Quizás porque la metáfora contagia y no sabe llevarse con el cuerpo.
Este poeta,
que es todos los poetas, hubiese podido evitar la poesía sin grandes
sacrificios. El grado de inconformidad para asumir lo que un tono modulaba y lo
que aquella peculiar sintaxis codificaba, le impedía pactar con las
estructuras. Llegado el momento de enunciar lo preciso, ninguna configuración
le resultaba útil. Y así no era posible escribir versos, ya que se debía
aceptar la premisa de que las palabras nunca le servirían para atisbar más allá
de ciertos muros. Con tal certeza, era tentadora la contraoferta: no escribir
nunca, atestiguar de otras maneras más convincentes.
A este
aprendiz le resultaba fácil aquietarse en medio de cualquier plaza poética.

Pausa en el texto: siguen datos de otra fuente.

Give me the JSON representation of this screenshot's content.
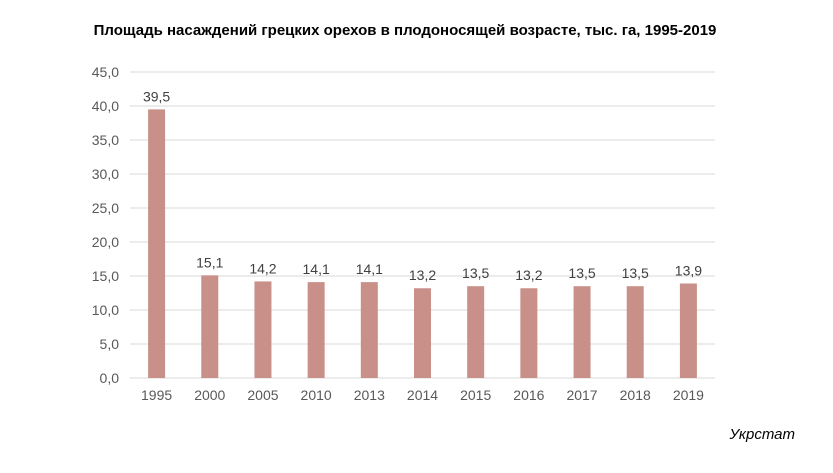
{
  "chart_data": {
    "type": "bar",
    "title": "Площадь насаждений грецких орехов в плодоносящей возрасте, тыс. га, 1995-2019",
    "categories": [
      "1995",
      "2000",
      "2005",
      "2010",
      "2013",
      "2014",
      "2015",
      "2016",
      "2017",
      "2018",
      "2019"
    ],
    "values": [
      39.5,
      15.1,
      14.2,
      14.1,
      14.1,
      13.2,
      13.5,
      13.2,
      13.5,
      13.5,
      13.9
    ],
    "value_labels": [
      "39,5",
      "15,1",
      "14,2",
      "14,1",
      "14,1",
      "13,2",
      "13,5",
      "13,2",
      "13,5",
      "13,5",
      "13,9"
    ],
    "y_ticks": [
      "0,0",
      "5,0",
      "10,0",
      "15,0",
      "20,0",
      "25,0",
      "30,0",
      "35,0",
      "40,0",
      "45,0"
    ],
    "ylim": [
      0,
      45
    ],
    "y_step": 5,
    "grid": true,
    "legend": "none",
    "bar_color": "#c9908a",
    "grid_color": "#d9d9d9"
  },
  "source": "Укрстат"
}
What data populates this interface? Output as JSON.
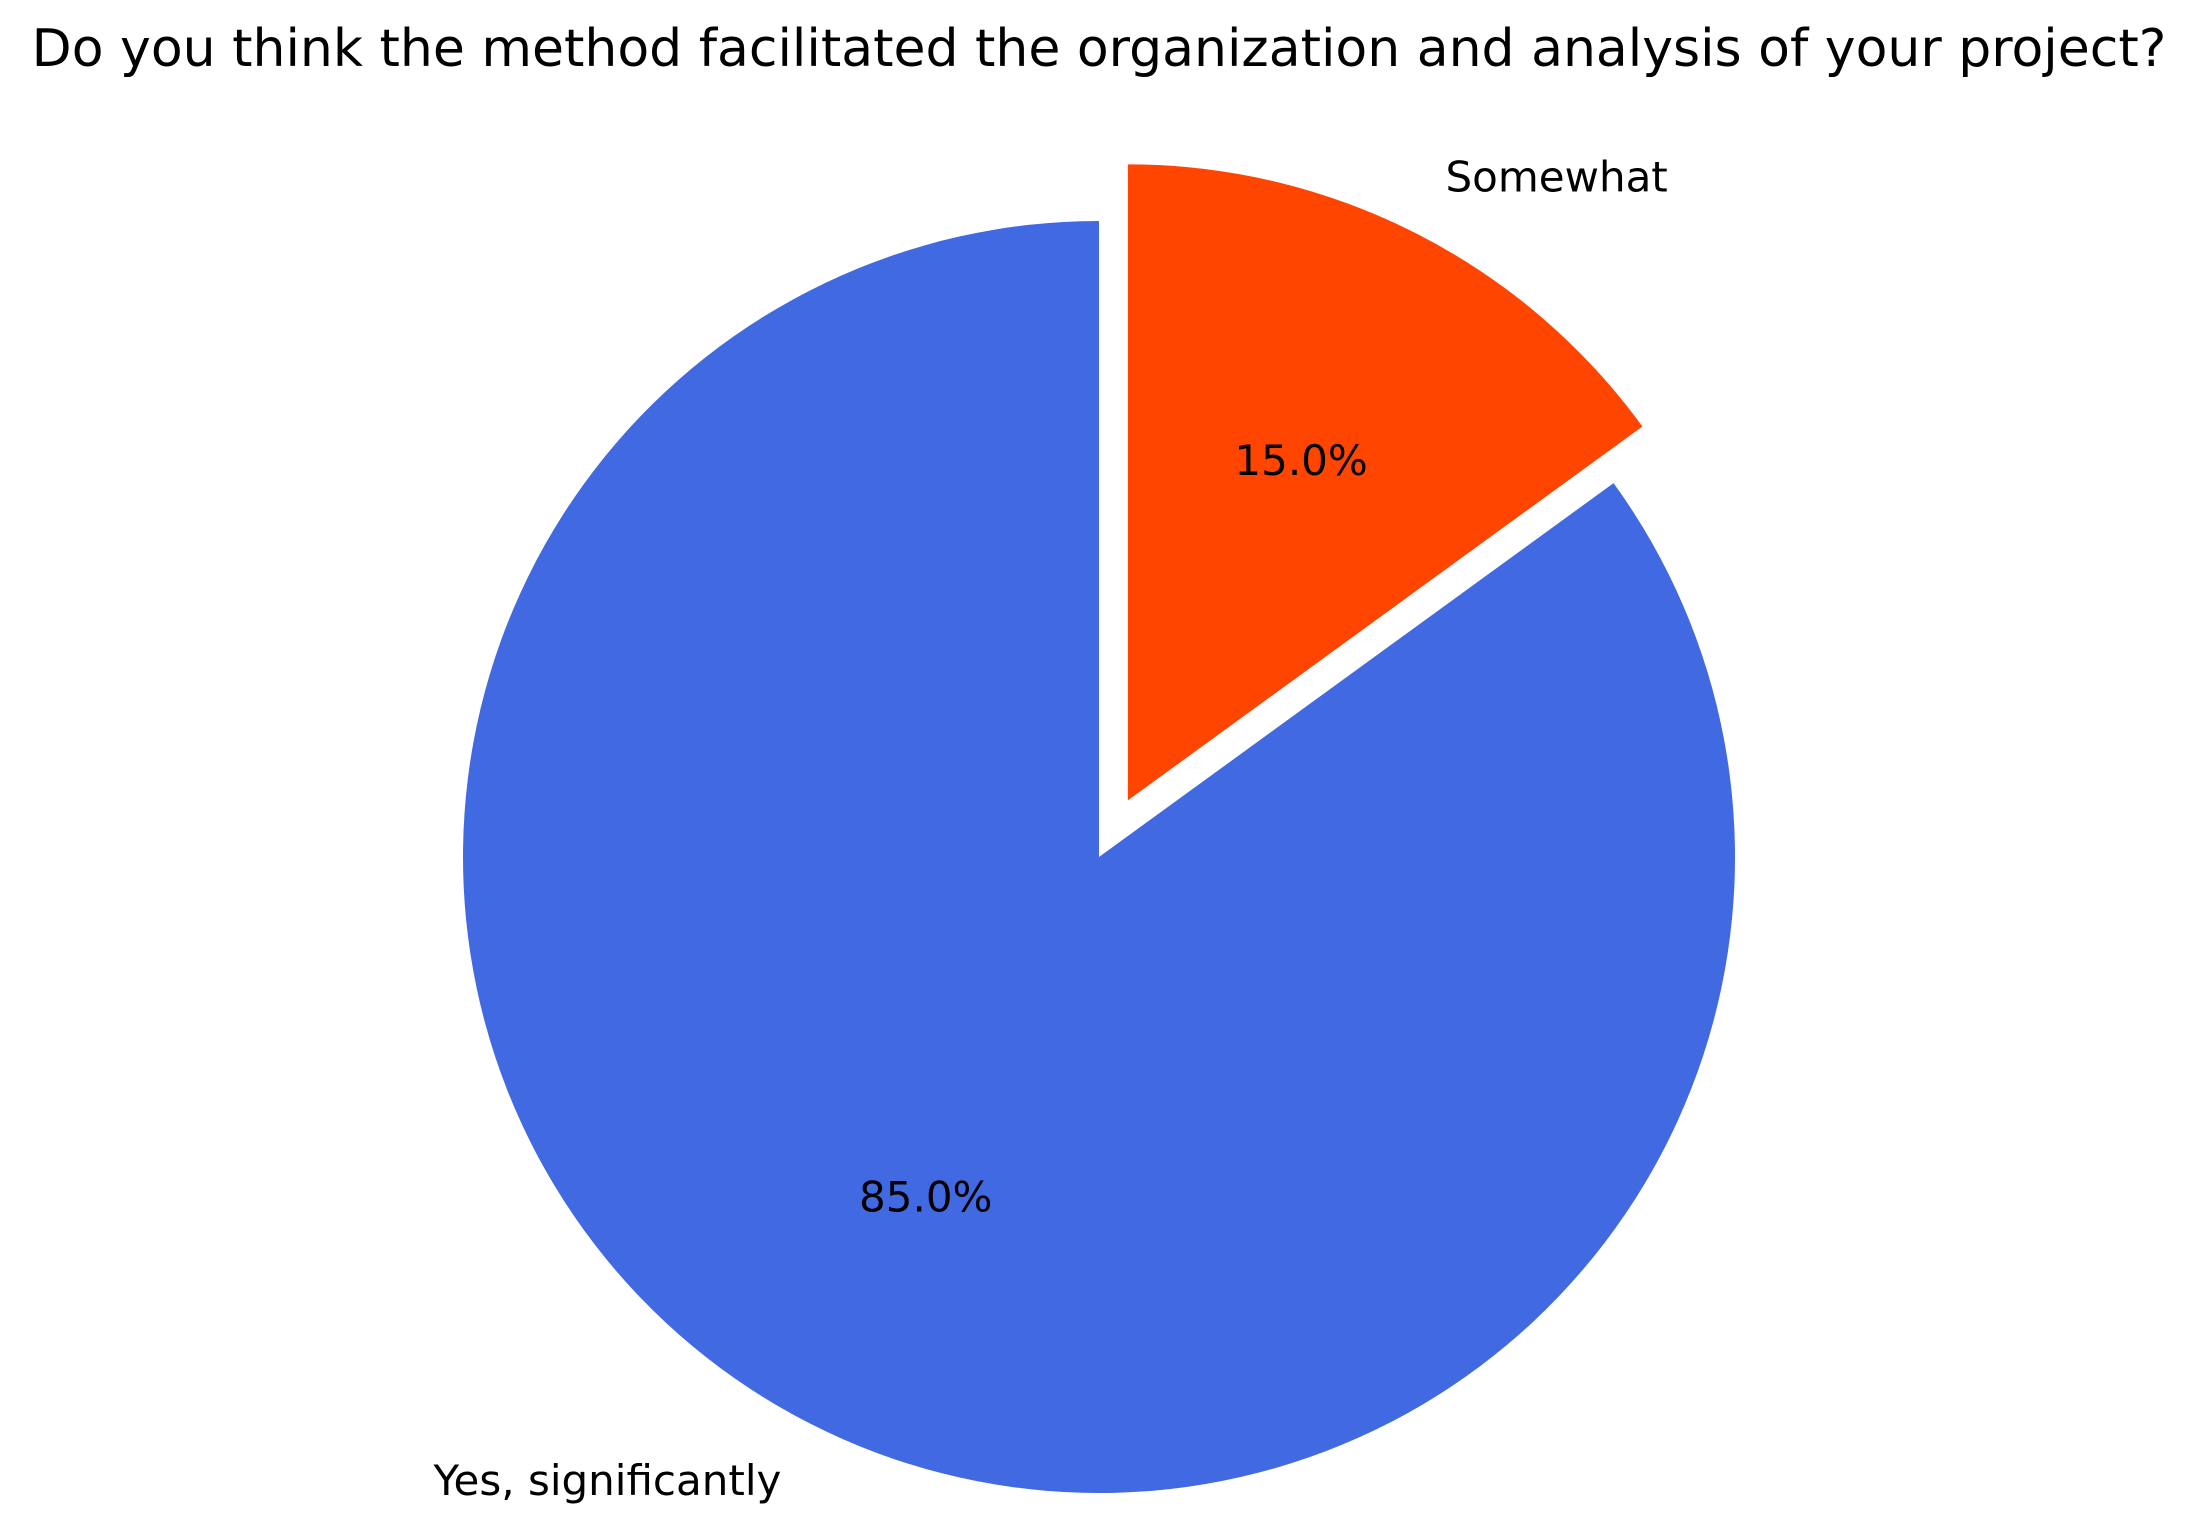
{
  "chart_data": {
    "type": "pie",
    "title": "Do you think the method facilitated the organization and analysis of your project?",
    "slices": [
      {
        "label": "Somewhat",
        "value": 15.0,
        "pct_label": "15.0%",
        "color": "#FF4500",
        "exploded": true
      },
      {
        "label": "Yes, significantly",
        "value": 85.0,
        "pct_label": "85.0%",
        "color": "#4169E1",
        "exploded": false
      }
    ],
    "start_angle": "top",
    "direction": "clockwise",
    "legend": "none"
  }
}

Mientras sus cofrades recitaban e intercambiaban tonalidades provechosas,
fingía atender y seguir las pautas, sin mostrar sus ejercicios emborronados.
Mejor callar que asumir un rol de connotaciones tan prácticas: la poesía era
más bien una contraseña de acceso a lo esotérico, como recetario de
supervivencia. Bastaba recorrer la pasarela con gesto hastiado, un guiño, un
sonrojo, y la atmósfera provinciana haría lo demás.
Pero la
escritura, como toda imposición, termina por convertirse en hacinamiento (en
confidencia, página sobre página) que se precisa purgar o revelar. Así el
poeta, penetrando círculos, supo departir y reconocerse en voz de otros,
constatar la endeblez del tegumento retórico que les encandilaba, y por fin
encontrar su singularidad, su propia gradación.
El
resultado no será discernible en un libro particular, ni en ciertos textos que
se pudieran prestar al antologador que busque distintivos. Toda su obra está
marcada por el sacrificio del pudor, como confesión inusitada y que ningún
lector hubiese pedido de antemano. Nadie espere encontrar desvelamiento
semejante en otro contexto que no sea el que propicia la literatura. Es una de
esas contradicciones del arte: la poesía como jactancia expresiva y como carta
de relación descarnada. Detallar el ultraje de un modo perdurable, eficaz.
Mientras,
seguimos comprobando que un argumento oblicuo puede servir de costra a los más
esforzados escribientes para disfrazar su indigencia: cartujas armadas con
bibliografías, melancolía bulliciosa, épica de repisa, patriotismo de buró,
conceptismo de fascículo. El yo poético salva su cuadrante y territorio, y se
reparte en libros que el Estado administra con suave cautela. Vendible o no,
legible o no, este verbo inmune no busca humillarse sino mejorar el viso de sus
portadores.
He ahí que
debemos hacer pausa ante el desterrado, quien aparenta comulgar con este
territorio desde la distancia. Y nada más falso. Quien estudie sus escritos
comprobará cuán reales son su cartuja y su desamparo, por eso de usar la propia
carne como peaje o escarmiento. Su personaje, siempre él mismo, siempre
vencido, se ha formado en la convicción de que escribir es ceder, exteriorizar
las torpezas, aislarse aún más.
Su poesía
ejemplifica la belleza de la desolación, como dádiva o castigo, cuando se
eliminan las dos o tres trabas que impiden la verdadera toma de dictado. Libre
de los hilos, transvasado, casi a salvo de fiscalizaciones, desandando los
axiomas de la siempre extraña Sjæland, el poeta carga consigo el cristal
vidriado del discernimiento, enterado ya de que nada podrá saciarle.